Im Unterschied zu diesen Patronen gegen Seuchen und Krankheiten ist der hl. Johannes von Nepomuk vor allem als Schutzmacht gegen Wassergefahren und als Patron der Schiffer und Flößer bekannt. Dass der Heilige aber vor allem auch der Fürsprecher der Beichtväter und Priester ist, ist dagegen weniger geläufig.
Der Heilige Johannes von Nepomuk ist der Landespatron Böhmens und Bayerns, weil er aus einer deutschstämmigen Familie kam, aber eigentlich in Prag sein Leben verbrachte.

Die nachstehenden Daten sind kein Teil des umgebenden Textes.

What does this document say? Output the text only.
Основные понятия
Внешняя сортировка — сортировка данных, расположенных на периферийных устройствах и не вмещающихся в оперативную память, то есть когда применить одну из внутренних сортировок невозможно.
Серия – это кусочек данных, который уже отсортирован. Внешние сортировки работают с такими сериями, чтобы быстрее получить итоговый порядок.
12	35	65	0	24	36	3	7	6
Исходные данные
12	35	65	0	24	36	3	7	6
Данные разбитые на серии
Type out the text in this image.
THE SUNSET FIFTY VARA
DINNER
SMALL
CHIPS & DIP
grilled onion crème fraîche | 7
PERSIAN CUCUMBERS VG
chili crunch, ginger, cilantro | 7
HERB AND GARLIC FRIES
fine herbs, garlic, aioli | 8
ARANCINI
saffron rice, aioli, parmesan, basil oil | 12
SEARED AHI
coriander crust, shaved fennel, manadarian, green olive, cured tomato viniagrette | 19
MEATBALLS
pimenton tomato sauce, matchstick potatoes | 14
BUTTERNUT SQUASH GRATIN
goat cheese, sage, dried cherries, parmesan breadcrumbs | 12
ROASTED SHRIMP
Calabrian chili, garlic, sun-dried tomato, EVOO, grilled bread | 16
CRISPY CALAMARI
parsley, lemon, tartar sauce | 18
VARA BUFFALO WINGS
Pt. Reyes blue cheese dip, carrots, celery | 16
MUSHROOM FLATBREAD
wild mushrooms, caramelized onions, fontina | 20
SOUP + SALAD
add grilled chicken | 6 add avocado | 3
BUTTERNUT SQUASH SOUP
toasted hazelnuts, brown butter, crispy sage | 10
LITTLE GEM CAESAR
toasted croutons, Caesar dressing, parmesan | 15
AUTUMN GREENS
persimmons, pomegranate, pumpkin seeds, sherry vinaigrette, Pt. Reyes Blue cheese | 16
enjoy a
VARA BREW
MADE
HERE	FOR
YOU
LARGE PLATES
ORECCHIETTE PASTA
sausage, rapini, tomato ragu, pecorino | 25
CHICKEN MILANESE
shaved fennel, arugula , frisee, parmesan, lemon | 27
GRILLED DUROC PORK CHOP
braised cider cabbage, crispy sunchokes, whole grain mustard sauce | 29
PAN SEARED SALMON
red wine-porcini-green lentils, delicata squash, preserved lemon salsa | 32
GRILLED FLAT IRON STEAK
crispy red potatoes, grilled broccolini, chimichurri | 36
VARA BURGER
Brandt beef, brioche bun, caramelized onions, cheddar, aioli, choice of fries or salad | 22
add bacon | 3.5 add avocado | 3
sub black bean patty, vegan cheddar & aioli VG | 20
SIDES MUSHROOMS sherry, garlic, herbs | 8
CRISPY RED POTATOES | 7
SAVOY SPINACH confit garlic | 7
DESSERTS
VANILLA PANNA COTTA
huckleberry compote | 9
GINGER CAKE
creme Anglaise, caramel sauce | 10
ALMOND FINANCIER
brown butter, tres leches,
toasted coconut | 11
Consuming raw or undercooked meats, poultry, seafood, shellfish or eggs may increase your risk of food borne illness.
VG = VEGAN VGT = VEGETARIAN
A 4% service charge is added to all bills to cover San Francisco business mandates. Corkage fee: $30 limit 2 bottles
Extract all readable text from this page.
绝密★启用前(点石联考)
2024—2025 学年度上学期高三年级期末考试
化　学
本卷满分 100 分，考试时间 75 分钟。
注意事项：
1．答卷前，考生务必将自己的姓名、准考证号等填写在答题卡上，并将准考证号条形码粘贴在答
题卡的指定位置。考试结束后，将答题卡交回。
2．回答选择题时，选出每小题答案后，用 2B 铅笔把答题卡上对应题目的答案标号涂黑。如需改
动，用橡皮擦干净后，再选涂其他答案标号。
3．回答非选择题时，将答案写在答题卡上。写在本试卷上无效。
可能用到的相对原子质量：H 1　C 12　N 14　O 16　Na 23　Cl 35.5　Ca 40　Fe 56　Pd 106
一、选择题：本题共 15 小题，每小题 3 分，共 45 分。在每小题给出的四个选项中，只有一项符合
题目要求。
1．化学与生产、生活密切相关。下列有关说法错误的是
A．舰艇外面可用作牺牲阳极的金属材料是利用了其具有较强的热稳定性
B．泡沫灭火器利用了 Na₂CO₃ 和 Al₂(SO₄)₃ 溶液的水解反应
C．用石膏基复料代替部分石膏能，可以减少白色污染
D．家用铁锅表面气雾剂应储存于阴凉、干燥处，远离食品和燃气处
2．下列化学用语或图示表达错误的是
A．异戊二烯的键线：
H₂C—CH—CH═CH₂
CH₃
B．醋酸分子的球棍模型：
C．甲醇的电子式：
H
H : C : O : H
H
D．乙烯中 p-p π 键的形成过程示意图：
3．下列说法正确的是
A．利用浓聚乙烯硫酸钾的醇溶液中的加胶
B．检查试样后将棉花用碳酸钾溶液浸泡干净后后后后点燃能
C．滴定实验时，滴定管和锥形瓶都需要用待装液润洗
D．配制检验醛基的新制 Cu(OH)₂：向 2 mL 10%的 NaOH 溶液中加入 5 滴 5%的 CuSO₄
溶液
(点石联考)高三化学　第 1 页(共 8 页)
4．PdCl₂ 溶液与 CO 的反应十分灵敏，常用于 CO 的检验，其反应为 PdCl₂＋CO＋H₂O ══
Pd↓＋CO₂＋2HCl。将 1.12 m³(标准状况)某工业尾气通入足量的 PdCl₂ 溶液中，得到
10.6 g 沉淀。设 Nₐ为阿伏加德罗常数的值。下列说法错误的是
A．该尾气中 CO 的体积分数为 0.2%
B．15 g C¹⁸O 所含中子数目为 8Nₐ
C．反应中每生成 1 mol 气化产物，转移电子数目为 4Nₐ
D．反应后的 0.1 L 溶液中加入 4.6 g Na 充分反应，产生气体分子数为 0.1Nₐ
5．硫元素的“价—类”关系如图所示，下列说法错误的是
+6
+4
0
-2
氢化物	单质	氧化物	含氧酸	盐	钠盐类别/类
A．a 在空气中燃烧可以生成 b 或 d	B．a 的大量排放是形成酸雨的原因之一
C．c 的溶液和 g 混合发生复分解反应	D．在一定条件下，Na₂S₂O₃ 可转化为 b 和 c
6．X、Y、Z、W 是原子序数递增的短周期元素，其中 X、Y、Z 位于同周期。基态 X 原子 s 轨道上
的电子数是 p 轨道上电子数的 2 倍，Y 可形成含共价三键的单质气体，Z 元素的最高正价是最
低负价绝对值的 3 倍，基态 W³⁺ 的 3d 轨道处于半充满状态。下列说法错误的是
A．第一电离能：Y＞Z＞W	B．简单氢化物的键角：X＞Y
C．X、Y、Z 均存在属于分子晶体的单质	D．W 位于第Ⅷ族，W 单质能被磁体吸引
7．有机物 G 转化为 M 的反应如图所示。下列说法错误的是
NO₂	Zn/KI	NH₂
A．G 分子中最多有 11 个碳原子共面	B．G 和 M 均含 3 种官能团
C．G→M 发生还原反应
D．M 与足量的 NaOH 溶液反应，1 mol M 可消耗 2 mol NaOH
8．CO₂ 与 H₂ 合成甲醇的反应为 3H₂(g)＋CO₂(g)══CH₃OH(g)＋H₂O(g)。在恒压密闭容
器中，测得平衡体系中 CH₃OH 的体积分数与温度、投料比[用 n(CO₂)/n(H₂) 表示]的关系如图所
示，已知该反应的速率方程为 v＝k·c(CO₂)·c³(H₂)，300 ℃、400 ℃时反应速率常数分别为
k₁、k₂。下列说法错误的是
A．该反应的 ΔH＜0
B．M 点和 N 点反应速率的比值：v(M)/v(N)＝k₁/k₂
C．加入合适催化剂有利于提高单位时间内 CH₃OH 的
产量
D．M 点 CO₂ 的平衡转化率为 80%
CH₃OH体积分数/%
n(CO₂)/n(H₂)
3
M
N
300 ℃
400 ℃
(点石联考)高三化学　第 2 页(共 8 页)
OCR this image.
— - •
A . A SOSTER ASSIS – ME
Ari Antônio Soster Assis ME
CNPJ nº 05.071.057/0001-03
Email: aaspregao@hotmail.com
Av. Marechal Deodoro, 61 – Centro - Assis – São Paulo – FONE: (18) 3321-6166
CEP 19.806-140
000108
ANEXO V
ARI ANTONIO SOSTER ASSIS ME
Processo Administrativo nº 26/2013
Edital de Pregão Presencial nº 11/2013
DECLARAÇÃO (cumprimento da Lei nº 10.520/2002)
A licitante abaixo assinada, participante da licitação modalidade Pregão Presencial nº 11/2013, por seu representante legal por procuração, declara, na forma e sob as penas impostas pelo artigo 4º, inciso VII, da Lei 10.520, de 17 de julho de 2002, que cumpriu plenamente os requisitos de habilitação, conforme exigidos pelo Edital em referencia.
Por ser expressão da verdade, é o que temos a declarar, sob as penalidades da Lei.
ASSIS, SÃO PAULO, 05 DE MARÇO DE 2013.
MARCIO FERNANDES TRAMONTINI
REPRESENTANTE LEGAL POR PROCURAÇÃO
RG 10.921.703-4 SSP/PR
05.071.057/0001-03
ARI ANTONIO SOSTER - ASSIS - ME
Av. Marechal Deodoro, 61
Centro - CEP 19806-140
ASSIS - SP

Er dürfte um 1350 geboren worden sein und starb 1393 in der Hauptstadt des damaligen Böhmen den Märtyrertod. Sein tschechischer Name lautet Jan Nepomucký.
Ursprünglich hatte Johannes von Nepomuk Rechtswissenschaft studiert, bevor er 1380 zum Priester geweiht wurde. Er fungierte als Generalvikar des damaligen Bischofs von Prag, der 1393 mit dem böhmischen König Wenzel IV. (1361-1419, 1376-1400 Römischer König) in Streit geriet. Eine Version der Überlieferung besagt, dass sich Johannes von Nepomuk in den Streit einmischte und deshalb den Märtyrertod erleiden musste. Dafür, dass Johannes von Nepomuk 350 Jahre nach seinem Tod heilig gesprochen wurde, war schließlich aber eine andere Version der Legende ausschlaggebend: Nach dieser Erzählung war es nämlich nicht der Konflikt zwischen Kirche und Staat, sondern der Umstand, dass sich Johannes von Nepomuk weigerte, das Beichtgeheimnis zu brechen. Er soll nämlich dem König nicht preisgegeben haben, was ihm dessen Frau in der Beichte anvertraut hatte. Das soll Wenzel IV. derartig erzürnt haben, dass er Johannes von Nepomuk gefangen nehmen, foltern und anschließend von der Karlsbrücke ins Wasser stoßen ließ. Der Bischof veranlasste seine Beisetzung im Prager Veitsdom. Bald darauf wurde er als Märtyrer verehrt. Sein heutiges Grabmal wurde aber erst 1733 bis 1736 von Joseph Emanuel Fischer von Erlach (1693-1742) neu gestaltet. Das kunsthistorisch bedeutende Hochgrab besteht aus 16,5 Tonnen Silber und entstand in Folge der Heiligsprechung von Johannes von Nepomuk.
Erst aus diesen Zusammenhängen erschließt sich, warum Johannes von Nepomuk als „typischer Brückenheiliger“ oder als Fürsprecher gegen Wassergefahren gilt. In bildlichen Darstellungen ist er – als Nachbildung seines 1683 auf der Prager Karlsbrücke errichteten Standbildes – meistens mit einem Kreuz in einer Hand und in Köperhaltungen wiedergegeben worden, die auf seine Verschwiegenheit verweisen (mit Blick auf den Boden, einer Hand vor den Mund, etc.). Besondere Merkmale der Johannes-von-Nepomuk-Bilder und -Figuren sind ferner seine Kleidung als Priester und der Heiligenschein, der fünf Sterne aufweist. Im Barock setzte sich die Kleidung eines Priesters aus einem schwarzen Talar, einem weißen Rochett, einer braunen Almutia (meistens mit Hermelinbesatz) und einem ebenfalls schwarzen Birett zusammen. Die fünf Sterne am Heiligenschein stehen für die fünf Buchstaben des Wortes „tacui“, lateinisch für „ich habe geschwiegen“.
Besonders reizvolle Johannes-von-Nepomuk-Figuren können u.a. in Fulpmes bei der Schlickerbrücke, in Scharnitz an der Schrafflbrücke und in Wattens bei der Wattenbachbrücke besichtigt werden. Alle Skulpturen wurden im Verlauf des 18. Jahrhunderts geschaffen, befinden sich heute aber in Bildstöcken oder Bildnischen, die aus dem 20. Jahrhundert stammen. Dieser Anachronismus zwischen Figuren und Bildstöcken ist in Tirol nicht ungewöhnlich. Er ist vielmehr ein Hinweis auf die ununterbrochene Verehrung einer Heiligengestalt, wozu auch die Pflege ihrer „Behausung“ gehört. Es ist auch der Grund dafür, dass man überall im Land auf Bildstöcke treffen kann, vor denen Kerzen brennen oder die mit frischen Blumen geschmückt wurden.